This review is also featured on Behind the Pages: What Girls Are Made Of
Nina Faye grew up in a household of absent parents. The rare moments her mother was around, she taught Nina that unconditional love doesn't exist. Nina was instructed to maintain her beauty because there would be no love without it and that the key to keeping love was sex. Of course, her mother also told her that one day she might stop loving Nina.
This is one of those books that should be included in high school. It would also be the book many parents would protest because it includes sex. This doesn't romanticize teenage relationships; it tells the truth. How do children learn about love and sex? What happens when the influences around them are all they have to base a relationship off of? This is what Nina faces. Growing up with parents who barely paid attention to her, the only way Nina knows how to function in a relationship is by what her mother has told her. She takes her mother's advice to heart, not realizing her mother was an unhappy woman in her relationship. Not realizing that when her mother spoke about relationships, it was to vent about how hers was broken. Words have power. Children are always listening and learning from what happens around them.

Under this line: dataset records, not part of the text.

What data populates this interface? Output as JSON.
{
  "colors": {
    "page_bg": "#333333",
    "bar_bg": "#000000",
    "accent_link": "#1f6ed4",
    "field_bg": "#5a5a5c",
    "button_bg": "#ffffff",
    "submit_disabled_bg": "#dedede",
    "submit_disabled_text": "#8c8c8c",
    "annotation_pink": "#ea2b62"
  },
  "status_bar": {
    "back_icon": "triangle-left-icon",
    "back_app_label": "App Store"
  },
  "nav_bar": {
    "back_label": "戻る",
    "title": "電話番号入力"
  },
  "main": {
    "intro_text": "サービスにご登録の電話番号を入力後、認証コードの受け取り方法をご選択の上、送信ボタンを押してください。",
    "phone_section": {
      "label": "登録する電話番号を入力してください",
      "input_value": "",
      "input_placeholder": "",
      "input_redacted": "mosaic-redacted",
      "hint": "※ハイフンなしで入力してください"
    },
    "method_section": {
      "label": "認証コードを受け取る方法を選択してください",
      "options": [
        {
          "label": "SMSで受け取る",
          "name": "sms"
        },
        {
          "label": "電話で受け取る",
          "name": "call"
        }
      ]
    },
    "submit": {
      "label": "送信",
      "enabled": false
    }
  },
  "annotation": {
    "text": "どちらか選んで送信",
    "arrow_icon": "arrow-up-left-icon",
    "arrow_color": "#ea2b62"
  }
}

When Nina falls for a boy, she changes her entire life to fit around his. She loses herself in the relationship and only surfaces long enough to go to work. She never once thinks about her own wants or needs. She will make choices people aren't happy with, but she also makes choices that many of us have made when we were young. Regardless if we want to admit it or not. And when Nina loses him, she is left adrift, lost and confused as to what she should do.
This is Nina's journey through love and loss. At just 16 she will learn how to make tough decisions and live with the consequences of her actions. She will lose everything and have to relearn what it means to be herself and what love really is.